# "Defeat" Setting on Headunit



## DanMan (Jul 18, 2008)

I saw a post recently where somebody discovered a noticeable change in sound by changing the "defeat" setting on his hu. For the life of me, I can't seem to find that post.

Anyway, I tried it and he was right. I use Zapco DC amps w/built in dsp for processing. I have an Alpine 9887 hu. I use the parametric eq for tuning on the fly, but generally keep all bands at 0.

Since all bands were at 0, I expected no change when pressing "defeat". To my surprise there was a very noticeable change in output. It's as if the gain was upped for more output.(my gains are at minimum).


Well, all this to ask what you guys know about what the "defeat" setting does or is supposed to do? You guys ever mess with it? I consider myself a habitual tweaker, but never thought about changing it. Search, doesn't come up with anything.


Thanks


----------



## Billk1002 (Aug 23, 2009)

The manual states that when defeat is turned on the bass and treble return to the factory settings, what ever that means?????
The more that I tune my stereo the less of a difference defeat makes.


----------



## DanMan (Jul 18, 2008)

I guess it makes as much sense to you as it does me. Do you typically tune with defeat on? I need to spend some seat time tuning with it on.
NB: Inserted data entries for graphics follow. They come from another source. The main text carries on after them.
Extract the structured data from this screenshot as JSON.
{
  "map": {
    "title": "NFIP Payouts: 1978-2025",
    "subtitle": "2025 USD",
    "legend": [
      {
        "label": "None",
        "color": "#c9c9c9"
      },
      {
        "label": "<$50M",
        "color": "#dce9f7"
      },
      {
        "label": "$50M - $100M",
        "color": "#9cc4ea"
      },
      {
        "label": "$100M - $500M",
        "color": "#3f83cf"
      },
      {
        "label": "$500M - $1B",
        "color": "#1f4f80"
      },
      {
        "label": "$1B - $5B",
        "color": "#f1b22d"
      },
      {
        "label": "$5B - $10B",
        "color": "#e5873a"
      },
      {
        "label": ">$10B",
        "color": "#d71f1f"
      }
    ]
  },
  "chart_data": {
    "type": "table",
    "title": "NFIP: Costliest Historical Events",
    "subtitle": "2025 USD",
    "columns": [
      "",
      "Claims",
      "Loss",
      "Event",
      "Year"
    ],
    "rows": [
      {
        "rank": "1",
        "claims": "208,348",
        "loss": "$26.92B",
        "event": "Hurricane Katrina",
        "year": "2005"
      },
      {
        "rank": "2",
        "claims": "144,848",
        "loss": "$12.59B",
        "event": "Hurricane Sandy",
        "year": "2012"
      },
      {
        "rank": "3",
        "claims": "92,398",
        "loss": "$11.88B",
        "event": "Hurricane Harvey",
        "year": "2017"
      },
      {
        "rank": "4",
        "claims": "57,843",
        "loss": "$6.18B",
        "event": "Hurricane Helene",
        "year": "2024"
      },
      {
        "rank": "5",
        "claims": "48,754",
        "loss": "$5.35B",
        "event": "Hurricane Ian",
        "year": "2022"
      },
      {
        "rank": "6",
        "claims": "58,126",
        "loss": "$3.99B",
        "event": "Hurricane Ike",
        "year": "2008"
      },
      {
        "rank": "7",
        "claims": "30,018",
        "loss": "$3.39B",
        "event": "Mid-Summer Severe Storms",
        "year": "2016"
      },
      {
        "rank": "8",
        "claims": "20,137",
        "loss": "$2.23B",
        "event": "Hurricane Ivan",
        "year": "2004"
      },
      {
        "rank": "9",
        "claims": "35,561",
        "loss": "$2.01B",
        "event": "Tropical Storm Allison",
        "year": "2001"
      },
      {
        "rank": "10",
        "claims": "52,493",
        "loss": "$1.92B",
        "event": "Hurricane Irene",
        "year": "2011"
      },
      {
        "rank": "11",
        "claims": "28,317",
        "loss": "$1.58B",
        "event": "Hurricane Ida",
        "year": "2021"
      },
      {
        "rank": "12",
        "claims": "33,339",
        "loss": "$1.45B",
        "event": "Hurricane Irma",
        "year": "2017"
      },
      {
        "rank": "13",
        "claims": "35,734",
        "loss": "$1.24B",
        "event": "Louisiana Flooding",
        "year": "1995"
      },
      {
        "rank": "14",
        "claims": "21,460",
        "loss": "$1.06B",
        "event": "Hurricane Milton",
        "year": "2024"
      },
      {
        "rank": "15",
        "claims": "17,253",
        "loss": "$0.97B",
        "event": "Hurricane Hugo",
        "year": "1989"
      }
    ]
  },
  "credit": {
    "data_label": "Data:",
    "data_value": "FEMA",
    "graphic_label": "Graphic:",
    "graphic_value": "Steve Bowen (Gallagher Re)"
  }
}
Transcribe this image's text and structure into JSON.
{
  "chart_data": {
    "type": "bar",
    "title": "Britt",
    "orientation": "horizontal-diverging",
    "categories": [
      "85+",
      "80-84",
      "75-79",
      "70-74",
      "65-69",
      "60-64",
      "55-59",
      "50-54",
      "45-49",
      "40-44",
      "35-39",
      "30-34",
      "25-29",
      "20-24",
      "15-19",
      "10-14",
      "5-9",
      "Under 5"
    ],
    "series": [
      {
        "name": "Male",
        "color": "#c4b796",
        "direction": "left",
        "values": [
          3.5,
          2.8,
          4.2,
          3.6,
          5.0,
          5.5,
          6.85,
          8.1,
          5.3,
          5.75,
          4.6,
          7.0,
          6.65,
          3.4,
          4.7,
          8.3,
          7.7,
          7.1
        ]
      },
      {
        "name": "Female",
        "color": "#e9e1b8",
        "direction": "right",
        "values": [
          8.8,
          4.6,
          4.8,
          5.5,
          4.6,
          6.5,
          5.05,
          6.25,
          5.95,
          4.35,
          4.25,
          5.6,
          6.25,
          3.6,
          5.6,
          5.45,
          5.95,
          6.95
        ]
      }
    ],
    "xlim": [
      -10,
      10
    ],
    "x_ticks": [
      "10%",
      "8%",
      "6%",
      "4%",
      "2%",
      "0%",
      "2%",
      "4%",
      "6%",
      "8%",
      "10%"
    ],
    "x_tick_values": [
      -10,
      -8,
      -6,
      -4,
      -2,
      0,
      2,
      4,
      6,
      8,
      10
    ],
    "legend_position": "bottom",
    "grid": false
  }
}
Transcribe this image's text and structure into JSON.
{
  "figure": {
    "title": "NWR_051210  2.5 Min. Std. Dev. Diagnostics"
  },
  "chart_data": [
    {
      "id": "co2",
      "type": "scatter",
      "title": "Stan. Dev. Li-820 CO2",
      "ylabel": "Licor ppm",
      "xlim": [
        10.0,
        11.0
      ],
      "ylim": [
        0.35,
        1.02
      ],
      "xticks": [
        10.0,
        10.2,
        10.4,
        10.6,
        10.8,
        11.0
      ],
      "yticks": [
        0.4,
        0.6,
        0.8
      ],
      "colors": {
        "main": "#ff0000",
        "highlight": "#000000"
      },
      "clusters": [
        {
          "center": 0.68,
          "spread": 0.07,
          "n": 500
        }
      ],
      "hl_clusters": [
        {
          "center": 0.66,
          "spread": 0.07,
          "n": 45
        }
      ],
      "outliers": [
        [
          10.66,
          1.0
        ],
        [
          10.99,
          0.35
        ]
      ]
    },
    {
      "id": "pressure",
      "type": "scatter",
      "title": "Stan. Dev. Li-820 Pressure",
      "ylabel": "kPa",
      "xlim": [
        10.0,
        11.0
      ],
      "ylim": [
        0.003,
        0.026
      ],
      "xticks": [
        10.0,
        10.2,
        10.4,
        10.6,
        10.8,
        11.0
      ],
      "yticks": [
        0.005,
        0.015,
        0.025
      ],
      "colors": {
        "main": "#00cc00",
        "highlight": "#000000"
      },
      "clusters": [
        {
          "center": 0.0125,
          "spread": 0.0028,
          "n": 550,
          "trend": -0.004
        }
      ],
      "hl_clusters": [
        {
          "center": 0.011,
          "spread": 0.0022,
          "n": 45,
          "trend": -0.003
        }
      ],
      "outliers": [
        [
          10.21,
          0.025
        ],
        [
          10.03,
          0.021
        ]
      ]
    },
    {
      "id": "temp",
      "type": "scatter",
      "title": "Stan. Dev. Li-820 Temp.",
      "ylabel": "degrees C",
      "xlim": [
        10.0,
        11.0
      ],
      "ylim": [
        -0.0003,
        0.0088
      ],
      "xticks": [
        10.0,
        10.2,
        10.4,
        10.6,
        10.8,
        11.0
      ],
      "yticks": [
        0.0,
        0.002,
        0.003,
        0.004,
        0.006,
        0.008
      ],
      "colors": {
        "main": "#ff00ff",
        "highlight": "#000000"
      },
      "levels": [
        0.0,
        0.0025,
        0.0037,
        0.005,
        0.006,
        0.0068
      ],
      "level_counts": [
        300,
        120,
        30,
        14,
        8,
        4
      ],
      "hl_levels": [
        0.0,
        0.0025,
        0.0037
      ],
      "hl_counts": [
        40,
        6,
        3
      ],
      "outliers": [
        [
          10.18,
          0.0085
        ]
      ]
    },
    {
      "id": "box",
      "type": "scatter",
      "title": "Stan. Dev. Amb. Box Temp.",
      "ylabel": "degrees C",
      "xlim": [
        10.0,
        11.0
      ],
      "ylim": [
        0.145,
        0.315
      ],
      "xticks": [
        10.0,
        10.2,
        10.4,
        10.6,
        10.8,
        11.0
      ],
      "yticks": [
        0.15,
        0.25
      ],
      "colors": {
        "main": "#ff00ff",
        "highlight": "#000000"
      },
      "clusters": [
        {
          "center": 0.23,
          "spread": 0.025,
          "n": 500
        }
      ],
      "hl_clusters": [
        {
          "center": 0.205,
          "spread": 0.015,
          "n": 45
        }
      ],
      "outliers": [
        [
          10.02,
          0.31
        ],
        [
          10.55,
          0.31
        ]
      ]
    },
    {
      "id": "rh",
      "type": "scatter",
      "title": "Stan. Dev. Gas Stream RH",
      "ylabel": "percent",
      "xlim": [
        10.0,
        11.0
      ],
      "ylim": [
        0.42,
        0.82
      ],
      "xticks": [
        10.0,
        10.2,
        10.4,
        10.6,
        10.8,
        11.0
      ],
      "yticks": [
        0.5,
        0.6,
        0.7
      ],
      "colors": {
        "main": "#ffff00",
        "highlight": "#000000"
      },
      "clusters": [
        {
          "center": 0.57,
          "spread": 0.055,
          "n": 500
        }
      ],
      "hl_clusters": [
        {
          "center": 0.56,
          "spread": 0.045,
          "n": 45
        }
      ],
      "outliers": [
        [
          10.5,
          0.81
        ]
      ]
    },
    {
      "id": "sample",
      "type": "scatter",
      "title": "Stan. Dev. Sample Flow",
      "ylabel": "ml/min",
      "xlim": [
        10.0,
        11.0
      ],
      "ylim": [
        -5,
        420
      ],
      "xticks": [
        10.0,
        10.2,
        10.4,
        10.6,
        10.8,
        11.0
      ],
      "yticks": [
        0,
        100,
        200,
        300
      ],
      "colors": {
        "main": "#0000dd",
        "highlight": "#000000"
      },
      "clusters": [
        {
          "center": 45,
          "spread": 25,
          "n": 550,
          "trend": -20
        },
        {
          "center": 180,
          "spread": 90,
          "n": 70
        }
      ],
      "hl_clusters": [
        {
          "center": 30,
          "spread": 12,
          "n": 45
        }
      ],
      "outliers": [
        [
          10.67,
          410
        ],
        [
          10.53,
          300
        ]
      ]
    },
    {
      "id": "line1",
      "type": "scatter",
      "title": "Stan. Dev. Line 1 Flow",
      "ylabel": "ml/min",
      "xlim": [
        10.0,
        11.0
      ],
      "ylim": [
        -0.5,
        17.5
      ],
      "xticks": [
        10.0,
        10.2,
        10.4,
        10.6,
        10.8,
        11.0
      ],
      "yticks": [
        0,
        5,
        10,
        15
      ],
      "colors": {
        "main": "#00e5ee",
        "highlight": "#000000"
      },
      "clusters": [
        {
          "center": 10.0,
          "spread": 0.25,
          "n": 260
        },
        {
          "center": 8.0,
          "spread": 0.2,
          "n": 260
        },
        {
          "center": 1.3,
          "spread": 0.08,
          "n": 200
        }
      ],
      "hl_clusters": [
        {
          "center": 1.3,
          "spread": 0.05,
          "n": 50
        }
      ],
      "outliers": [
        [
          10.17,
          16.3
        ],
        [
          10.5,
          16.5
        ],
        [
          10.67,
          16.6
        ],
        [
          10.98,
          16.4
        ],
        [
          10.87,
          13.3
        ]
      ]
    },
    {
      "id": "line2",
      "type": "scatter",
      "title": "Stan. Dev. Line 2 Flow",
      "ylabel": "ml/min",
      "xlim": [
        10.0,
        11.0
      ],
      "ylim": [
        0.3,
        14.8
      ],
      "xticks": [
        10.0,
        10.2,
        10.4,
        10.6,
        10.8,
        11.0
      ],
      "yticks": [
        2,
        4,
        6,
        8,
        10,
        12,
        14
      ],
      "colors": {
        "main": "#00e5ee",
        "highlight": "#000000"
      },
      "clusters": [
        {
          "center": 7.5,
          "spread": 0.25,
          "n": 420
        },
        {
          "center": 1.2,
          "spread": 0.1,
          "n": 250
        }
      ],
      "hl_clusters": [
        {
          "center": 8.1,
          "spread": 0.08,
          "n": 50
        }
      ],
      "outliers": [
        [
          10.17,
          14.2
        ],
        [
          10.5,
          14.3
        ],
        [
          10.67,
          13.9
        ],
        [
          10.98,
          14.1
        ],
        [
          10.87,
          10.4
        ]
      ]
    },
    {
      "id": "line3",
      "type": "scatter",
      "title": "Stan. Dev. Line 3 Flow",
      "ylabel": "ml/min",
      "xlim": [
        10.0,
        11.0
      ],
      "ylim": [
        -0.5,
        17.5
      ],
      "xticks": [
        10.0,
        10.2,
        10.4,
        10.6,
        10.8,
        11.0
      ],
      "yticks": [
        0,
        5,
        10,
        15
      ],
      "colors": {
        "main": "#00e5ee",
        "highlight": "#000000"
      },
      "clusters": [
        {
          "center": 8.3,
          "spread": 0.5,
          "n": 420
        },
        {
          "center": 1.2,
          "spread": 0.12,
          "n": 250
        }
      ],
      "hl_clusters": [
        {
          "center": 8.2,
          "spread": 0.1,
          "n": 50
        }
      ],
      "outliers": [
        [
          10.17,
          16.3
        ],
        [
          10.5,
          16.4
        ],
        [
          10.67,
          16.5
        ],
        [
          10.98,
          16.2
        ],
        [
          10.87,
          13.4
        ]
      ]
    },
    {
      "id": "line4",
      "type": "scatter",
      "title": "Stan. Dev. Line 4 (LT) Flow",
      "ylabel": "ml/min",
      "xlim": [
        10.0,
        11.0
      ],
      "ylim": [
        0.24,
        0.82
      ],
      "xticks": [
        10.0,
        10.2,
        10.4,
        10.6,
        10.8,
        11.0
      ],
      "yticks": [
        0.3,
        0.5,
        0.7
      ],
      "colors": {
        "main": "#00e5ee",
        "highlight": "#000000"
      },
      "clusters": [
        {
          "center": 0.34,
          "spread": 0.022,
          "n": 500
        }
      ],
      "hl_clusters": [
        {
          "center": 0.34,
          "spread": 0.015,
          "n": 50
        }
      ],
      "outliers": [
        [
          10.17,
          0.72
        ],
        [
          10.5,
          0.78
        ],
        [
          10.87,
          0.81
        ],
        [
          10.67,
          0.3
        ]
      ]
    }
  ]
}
I hope someone chimes in with some input about what "defeat" actually does.


----------



## Nitin (May 28, 2008)

not 100% sure how it works in the 9887 but generally "defeat" and "source direct" bypasses any circuits that are responsible for tonal adjustments - so basically the theory would be that you are shortening the signal path hence it has less opportunity to degrade by going through circuits that may not necessarily be allowing the signal to just pass through unadjusted - kind of like an electronic short cut 

it could be a placebo as well but on every device where ive used a "defeat" or "direct" button i have always heard a different sound resulting from this action - not always better but definitely different

BTW it also invariably sounds better for me with the defeat activated since if i turn the defeat function off ie activate the EQ, i get system hiss so just for that alone id prefer not to use the headunits built in EQ and i try to tune as much as i can only with level settings and crossover adjustments and a bit of T/A


----------



## DanMan (Jul 18, 2008)

Nitin-Thanks for the reply. I agree,initially I thought things sounded different but not necessarily better. I am starting to feel it is an improvement in things overall.


----------